“Things change. And friends leave. Life doesn’t stop for anybody.” (The Perks of Being a Wallflower)
“YES. Millionaire matchmaker’s on, or….. do I tune in on the quadruple bill of Come Dine with Me?”
I’ve been home for two days and have already begun to grow tiresome of myself. The ease at which I’ve been able to return to my old routine is…frankly terrifying. I’ve even gone back to my old job back at the local Chinese restaurant and yesterday a regular customer asked me: “Are you still here then?”
‘Still here’has got to be one of the most painful phrases to hear; it insinuates that nothing really has changed or progressed. The truth is the return to the familiarity is too cozy. It’s nice to be back somewhere where where your comfort sphere is not stressed on a daily basis.
Does anything really change? Sure, I went to university, made new friends and read a few more books.. but I’m still me. One year on and I’m still single (19 years and counting), still relatively unfit and still aimless.
As you get older, opportunities become more and more scarce and the energy and enthusiasm to do things fizzles out. I’ve got to 19 and I still can’t sing, dance, play an instrument, do magic, write well, and I’m questioning my ability to act. And yet I have had 19 years to pursue all of these amazing talents. So why haven’t I?
A wise man said that: “even if you fall flat on your head, at least you’re moving forward”.
Imagine standing on a tightrope. The issue is, we don’t want to fall flat on our faces.. we want to keep standing. However, we fall flat on our faces when we realise just standing isn’t good enough, it’s getting boring..it’s getting bleak- we need to move along the tightrope. So we take a step forward, fall, rise up, step forward, fall…this is life.

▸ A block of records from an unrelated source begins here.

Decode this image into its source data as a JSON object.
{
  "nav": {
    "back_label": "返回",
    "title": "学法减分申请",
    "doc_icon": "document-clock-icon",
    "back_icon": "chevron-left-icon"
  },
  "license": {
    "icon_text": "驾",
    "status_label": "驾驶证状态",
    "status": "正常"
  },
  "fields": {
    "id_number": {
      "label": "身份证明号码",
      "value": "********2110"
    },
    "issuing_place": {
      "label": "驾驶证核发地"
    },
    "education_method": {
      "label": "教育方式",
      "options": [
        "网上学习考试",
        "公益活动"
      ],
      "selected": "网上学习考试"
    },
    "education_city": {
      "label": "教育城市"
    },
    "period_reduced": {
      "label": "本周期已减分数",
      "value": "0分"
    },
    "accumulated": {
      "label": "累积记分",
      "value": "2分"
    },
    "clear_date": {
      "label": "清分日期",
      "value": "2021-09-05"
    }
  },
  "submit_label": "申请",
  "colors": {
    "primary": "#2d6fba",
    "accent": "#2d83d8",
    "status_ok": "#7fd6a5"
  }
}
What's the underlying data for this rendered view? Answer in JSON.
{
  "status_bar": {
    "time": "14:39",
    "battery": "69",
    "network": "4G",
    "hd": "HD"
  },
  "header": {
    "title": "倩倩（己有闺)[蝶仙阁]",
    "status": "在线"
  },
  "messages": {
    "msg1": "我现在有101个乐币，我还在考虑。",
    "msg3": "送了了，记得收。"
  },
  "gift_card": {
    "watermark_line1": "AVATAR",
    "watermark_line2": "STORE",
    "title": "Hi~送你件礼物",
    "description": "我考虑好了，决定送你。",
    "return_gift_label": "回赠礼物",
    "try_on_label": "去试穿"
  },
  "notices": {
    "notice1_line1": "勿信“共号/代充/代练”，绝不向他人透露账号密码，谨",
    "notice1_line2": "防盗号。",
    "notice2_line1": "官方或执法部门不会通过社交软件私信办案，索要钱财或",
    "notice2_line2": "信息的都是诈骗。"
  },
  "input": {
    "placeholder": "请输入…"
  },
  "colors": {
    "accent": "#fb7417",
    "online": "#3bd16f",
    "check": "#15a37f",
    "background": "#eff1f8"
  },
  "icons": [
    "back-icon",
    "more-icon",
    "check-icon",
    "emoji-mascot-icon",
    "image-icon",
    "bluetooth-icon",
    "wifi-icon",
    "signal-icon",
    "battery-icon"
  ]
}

What if we get bored of falling flat on our faces? What if it’s not enough to be just ‘move forward’? Life is complicated. It’s complicated crazy.. confusing.. and no one is offering a solution towards it. Apart from ” it goes on”. Each second that passes.. do we acknowledge that as a moment of our lives? That second.. what could you have been doing? What have you missed out on? Nothing. Each second is like the next. Monotony. Until one moment will come along and change all the other seconds which will come along. A spark of yellow or green or red or gold… the colour could be good or bad, one never knows. But until that moment… everything remains slightly blue. Find the colour in your life. Don’t wait for a shade of indigo to change a moment of your life. Create you’re own rainbow. Because we have to admit it, the wise man was right.- “even if you fall flat on your head, at least you’re moving forward”.